Jan. 13 (Bloomberg) -- Nissan Motor Co.’s luxury Infiniti brand said last week it expects to repeat 2013’s increase of about 50 percent in sales volume in China, its second-biggest market.
“We expect to see continuous growth from our business in China,” Johan de Nysschen, president of Infiniti, said in Beijing on Jan. 11. “I would not at all be surprised to see if the current 50 percent annual growth may well be repeated during 2014.”
Sales by the Infiniti group jumped 54 percent to 17,108 units in the world’s biggest auto market last year, the Japanese carmaker said. China will probably become Infiniti’s biggest market by sales volume by the end of this decade, according to de Nysschen.

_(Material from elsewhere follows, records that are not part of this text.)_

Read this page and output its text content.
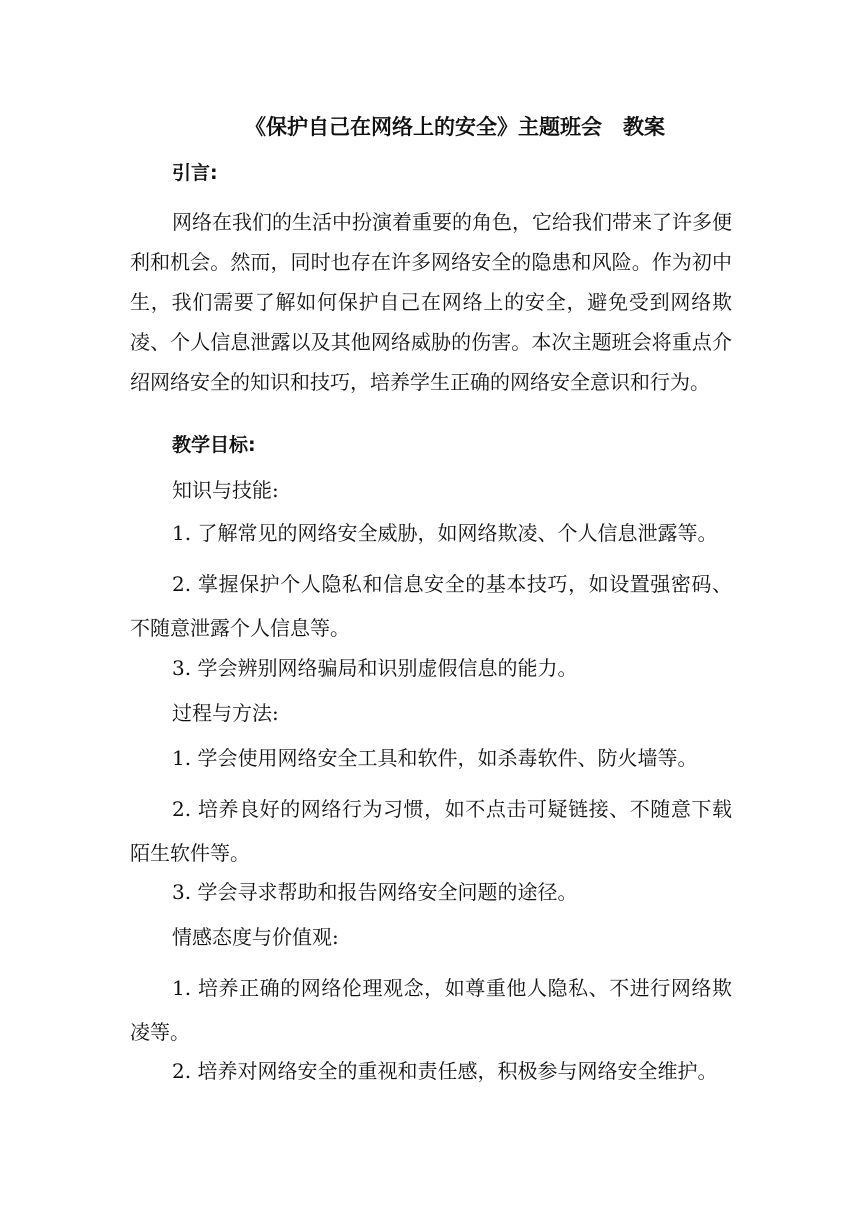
《保护自己在网络上的安全》主题班会　教案
引言:
网络在我们的生活中扮演着重要的角色，它给我们带来了许多便利和机会。然而，同时也存在许多网络安全的隐患和风险。作为初中生，我们需要了解如何保护自己在网络上的安全，避免受到网络欺凌、个人信息泄露以及其他网络威胁的伤害。本次主题班会将重点介绍网络安全的知识和技巧，培养学生正确的网络安全意识和行为。
教学目标:
知识与技能:
1. 了解常见的网络安全威胁，如网络欺凌、个人信息泄露等。
2. 掌握保护个人隐私和信息安全的基本技巧，如设置强密码、不随意泄露个人信息等。
3. 学会辨别网络骗局和识别虚假信息的能力。
过程与方法:
1. 学会使用网络安全工具和软件，如杀毒软件、防火墙等。
2. 培养良好的网络行为习惯，如不点击可疑链接、不随意下载陌生软件等。
3. 学会寻求帮助和报告网络安全问题的途径。
情感态度与价值观:
1. 培养正确的网络伦理观念，如尊重他人隐私、不进行网络欺凌等。
2. 培养对网络安全的重视和责任感，积极参与网络安全维护。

Infiniti expects to begin local production of two long-wheelbase models, the Q50 sedan and QX50 crossover, this year. Automakers offer stretched versions of their models for China, as consumers there prefer to be chauffeured and seek more backseat comfort.
The luxury Japanese automaker targets sales of more than 100,000 units in China within five years, Daniel Kirchert, managing director of Infiniti China, said in Beijing on Jan. 11.
China levies a 25 percent duty on imported cars, making them less competitive against locally produced models.
China’s main car association last week forecast that the world’s biggest automobile market will see slower growth this year as anti-pollution and austerity campaigns spread.
The country became the first to see domestic sales surpass 20 million units a year, and will see deliveries rise as much as 10 percent in 2014 after last year’s 14 percent growth, according to the state-backed China Association of Automobile Manufacturers.
While China may already be the world’s biggest auto market, the country has plenty of room to grow as the number of vehicles on its roads only account for about 6 percent of the population, versus 80 percent in the U.S. and 36 percent in South Korea, according to data compiled by Bloomberg.
Nissan’s sales in China last year climbed to 1.27 million units, trailing only Volkswagen AG and General Motors Co. among foreign makers. It was followed by South Korea’s Hyundai, whose deliveries climbed about 20 percent to exceed 1 million for the first time, according to company figures compiled by Bloomberg.
While China’s motorization has been a boon for foreign automakers, pressure is building on the government to step in as pollution and traffic congestion worsens. That’s prompted more Chinese cities to introduce restrictions on vehicle purchases.
The northern Tianjin municipality began restricting its car population this year, joining Beijing, Shanghai, Guangzhou and Guiyang in imposing vehicle quotas.
“Vehicle sales in China are facing pressures brought on by environmental protection, traffic jams and more cities limiting purchases,” Shi Jianhua, a vice secretary general at the auto association, said in Beijing. “Demand for imported luxury vehicles will surely decline as the official frugality campaign spreads beyond the government and affect companies and individual consumers.”